Sometimes this mistrust is caused by perceived risks to human safety, especially with animals like bobcats or coyotes. But these fears are rarely rooted in reality. Coyotes, the poster-children for dangerous urban wildlife, have only caused two deaths in recorded history. In reality, coyotes are generally quite docile, and only become aggressive when fed or cornered. Even large urban predators like black bears are rarely as much of a threat as people make them out to be, especially if left alone and denied access to human-created food sources.

But this dislike of predators is often only fueled by the fact that these animals eat other animals, and we don’t like seeing anything become a midday meal. When endangered peregrine falcons began taking residency in Brooklyn in the early ‘90s, residents were furious. They were upset the falcons were killing pigeons, and demanded the predators be removed.

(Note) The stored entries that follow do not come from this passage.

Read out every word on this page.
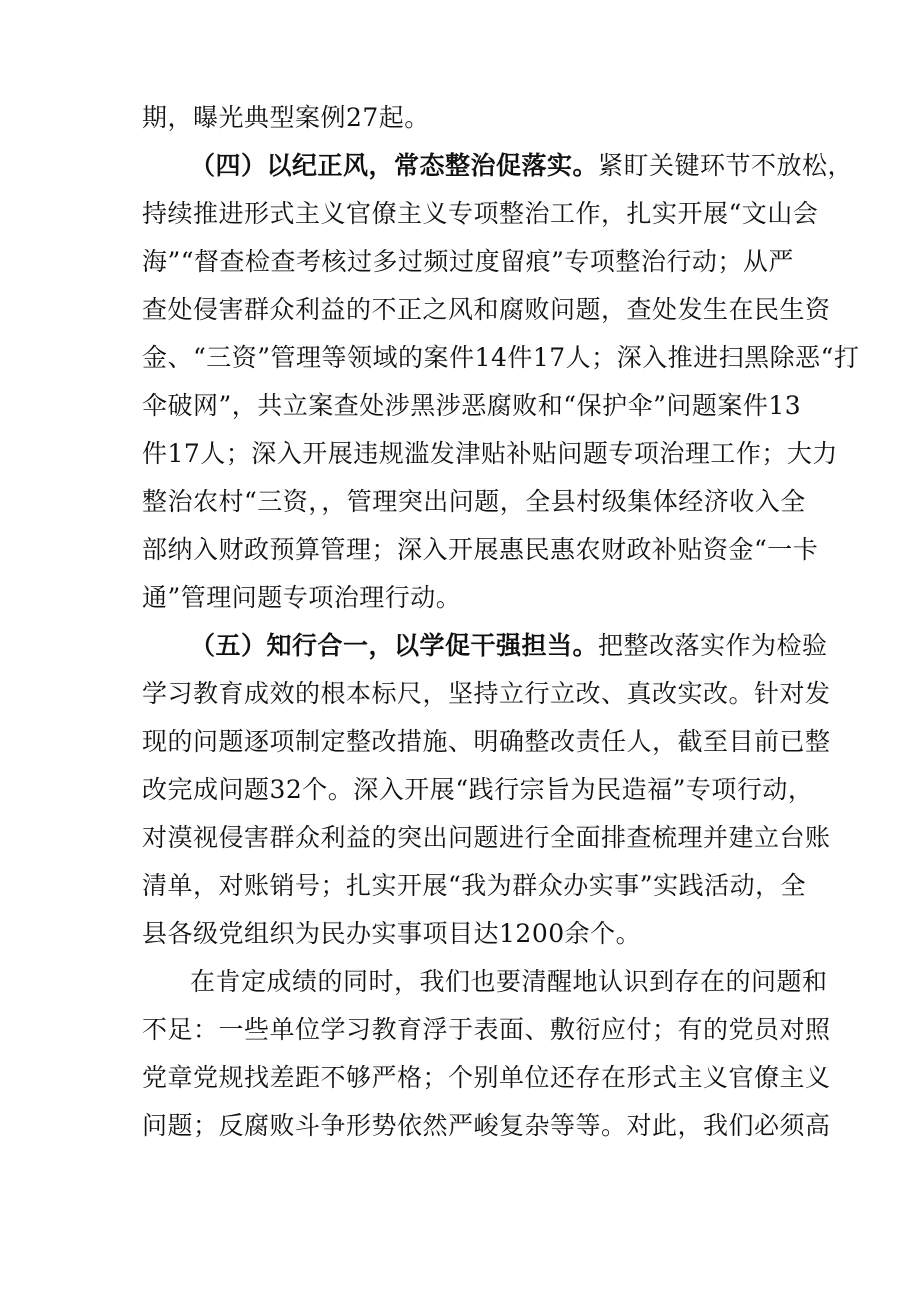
期，曝光典型案例27起。
（四）以纪正风，常态整治促落实。紧盯关键环节不放松，
持续推进形式主义官僚主义专项整治工作，扎实开展“文山会
海”“督查检查考核过多过频过度留痕”专项整治行动；从严
查处侵害群众利益的不正之风和腐败问题，查处发生在民生资
金、“三资”管理等领域的案件14件17人；深入推进扫黑除恶“打
伞破网”，共立案查处涉黑涉恶腐败和“保护伞”问题案件13
件17人；深入开展违规滥发津贴补贴问题专项治理工作；大力
整治农村“三资，，管理突出问题，全县村级集体经济收入全
部纳入财政预算管理；深入开展惠民惠农财政补贴资金“一卡
通”管理问题专项治理行动。
（五）知行合一，以学促干强担当。把整改落实作为检验
学习教育成效的根本标尺，坚持立行立改、真改实改。针对发
现的问题逐项制定整改措施、明确整改责任人，截至目前已整
改完成问题32个。深入开展“践行宗旨为民造福”专项行动，
对漠视侵害群众利益的突出问题进行全面排查梳理并建立台账
清单，对账销号；扎实开展“我为群众办实事”实践活动，全
县各级党组织为民办实事项目达1200余个。
在肯定成绩的同时，我们也要清醒地认识到存在的问题和
不足：一些单位学习教育浮于表面、敷衍应付；有的党员对照
党章党规找差距不够严格；个别单位还存在形式主义官僚主义
问题；反腐败斗争形势依然严峻复杂等等。对此，我们必须高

While often unpleasant to observe first hand, predation like this is vital to the success of urban wildlife. Without it, prey animals like rabbits and pigeons eat and breed more, quickly overpopulating and becoming destructive pests. Predators are a natural control for these urban animal populations, creating healthier ecosystems within our cities and towns.

Recognizing these gaps in our urban ecosystems and working to fill them is a critical step towards a greener future. As more of our planet becomes urbanized, we’ll have to reconcile our own needs with those of the animals forced to share space with us. Of course, we shouldn’t tear our cities down and give it all back to nature. But we also can’t blindly ignore the wildlife trying to live in the hostile worlds we’re creating.

Instead, we can work towards creating cities and towns where humans and nature are encouraged to happily coexist. And part of this coexistence is living amongst predators, even if that sometimes makes us feel uncomfortable.

This discomfort can be useful, as it helps us normally sheltered city-dwellers face the realities of the natural world. They transform our neighbourhoods into wild places, ruled by systems and processes that have evolved over millennia. Allowing predators into our urban ecosystems gives us an opportunity to witness nature at its full potential.

So the next time you spot an owl on campus, think of how much richer our urban world is because of it. Even if that means having to see the occasional squirrel head.

Sean Willett is a third-year natural sciences student. He writes a bimonthly column about environmental issues called Parks and Conservation.